Job Description
Are you ready to define the technological landscape of 2026?
Apex Horizon Systems is pioneering the next generation of artificial intelligence. We are looking for a visionary AI Systems Architect (2026 Vision) to lead our research and infrastructure teams in building the algorithms that will power the future.
In this high-impact role, you will bridge the gap between theoretical research and scalable production systems. You will not just write code; you will architect the very foundation of our AI ecosystem, ensuring we remain at the cutting edge of innovation.
Why Join Us?
- Work on mission-critical projects that redefine industry standards.
- Competitive compensation package and equity options.
- Flexible work environment in the heart of the Bay Area.
- Opportunity to mentor the next generation of tech leaders.
Role Overview:
We are seeking an expert with a deep understanding of machine learning architectures, distributed systems, and ethical AI implementation. If you are passionate about the future and have a track record of delivering complex technical solutions, we want to hear from you.
Responsibilities
- Design and implement scalable neural network architectures optimized for 2026 workloads.
- Lead the technical roadmap for our AI infrastructure, ensuring alignment with long-term strategic goals.
- Collaborate with cross-functional teams to integrate AI solutions into core product ecosystems.
- Establish best practices for data privacy, security, and ethical AI usage.
- Optimize existing models for performance, latency, and resource efficiency.
- Conduct research into emerging AI paradigms to keep the company ahead of the curve.
- Mentor junior engineers and data scientists, fostering a culture of innovation.
Qualifications
- Bachelor’s or Master’s degree in Computer Science, Mathematics, or a related field (PhD preferred).
- Proven experience (5+ years) as a Software Architect or ML Engineer in a high-growth tech environment.

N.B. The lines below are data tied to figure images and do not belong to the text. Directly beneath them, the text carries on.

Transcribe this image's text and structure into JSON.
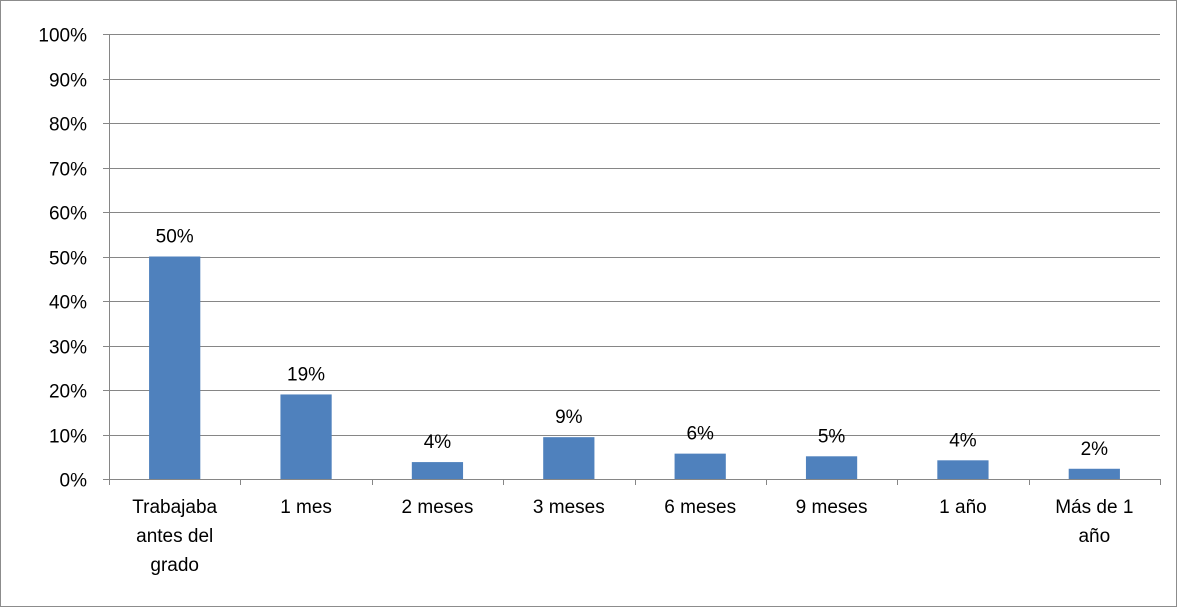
{
  "chart_data": {
    "type": "bar",
    "title": "",
    "xlabel": "",
    "ylabel": "",
    "categories": [
      [
        "Trabajaba",
        "antes del",
        "grado"
      ],
      [
        "1 mes"
      ],
      [
        "2 meses"
      ],
      [
        "3 meses"
      ],
      [
        "6 meses"
      ],
      [
        "9 meses"
      ],
      [
        "1 año"
      ],
      [
        "Más de 1",
        "año"
      ]
    ],
    "values": [
      50,
      19,
      4,
      9,
      6,
      5,
      4,
      2
    ],
    "bar_heights_percent": [
      50,
      19,
      3.8,
      9.4,
      5.7,
      5.1,
      4.2,
      2.3
    ],
    "data_labels": [
      "50%",
      "19%",
      "4%",
      "9%",
      "6%",
      "5%",
      "4%",
      "2%"
    ],
    "ylim": [
      0,
      100
    ],
    "yticks": [
      0,
      10,
      20,
      30,
      40,
      50,
      60,
      70,
      80,
      90,
      100
    ],
    "ytick_labels": [
      "0%",
      "10%",
      "20%",
      "30%",
      "40%",
      "50%",
      "60%",
      "70%",
      "80%",
      "90%",
      "100%"
    ],
    "grid": true,
    "legend": "none",
    "colors": {
      "bar": "#4f81bd",
      "grid": "#868686",
      "axis": "#868686",
      "frame": "#8c8c8c",
      "text": "#000000"
    }
  }
}
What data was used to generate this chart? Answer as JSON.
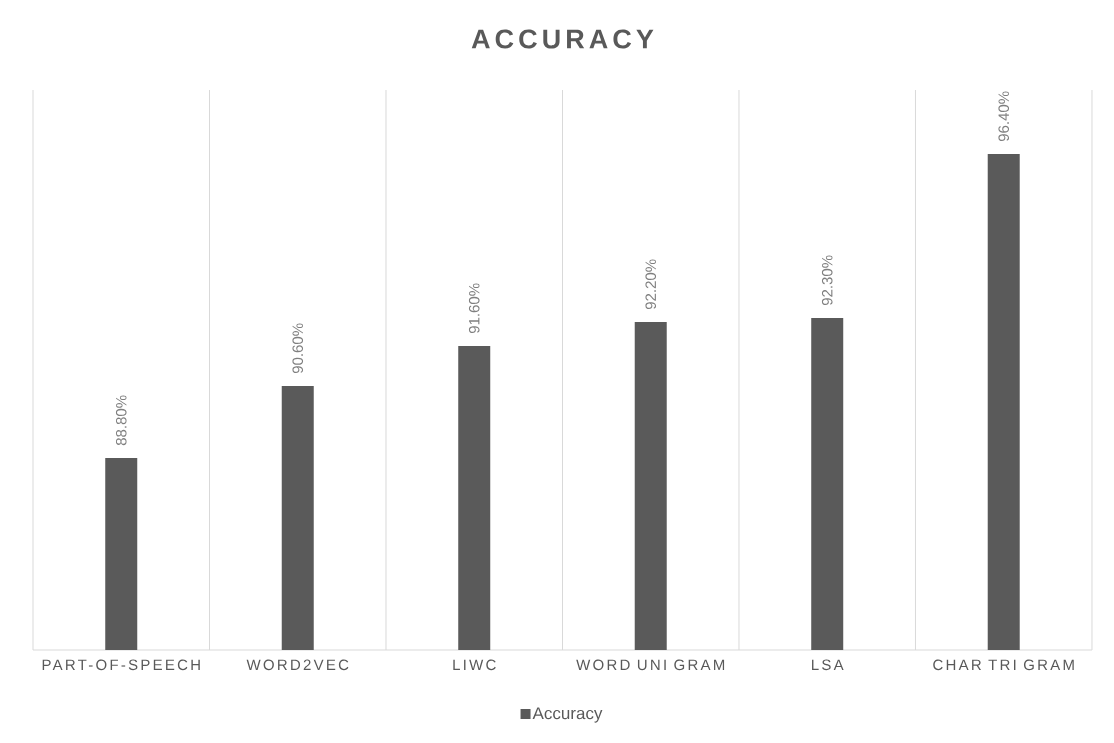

- Deep expertise in Python, TensorFlow, PyTorch, or similar machine learning frameworks.
- Strong understanding of distributed systems, cloud computing (AWS/GCP/Azure), and containerization (Docker/Kubernetes).
- Experience with MLOps pipelines, model deployment, and A/B testing frameworks.
- Excellent problem-solving skills and the ability to communicate complex technical concepts to non-technical stakeholders.
- Passion for the future of technology and a demonstrated interest in AI ethics and governance.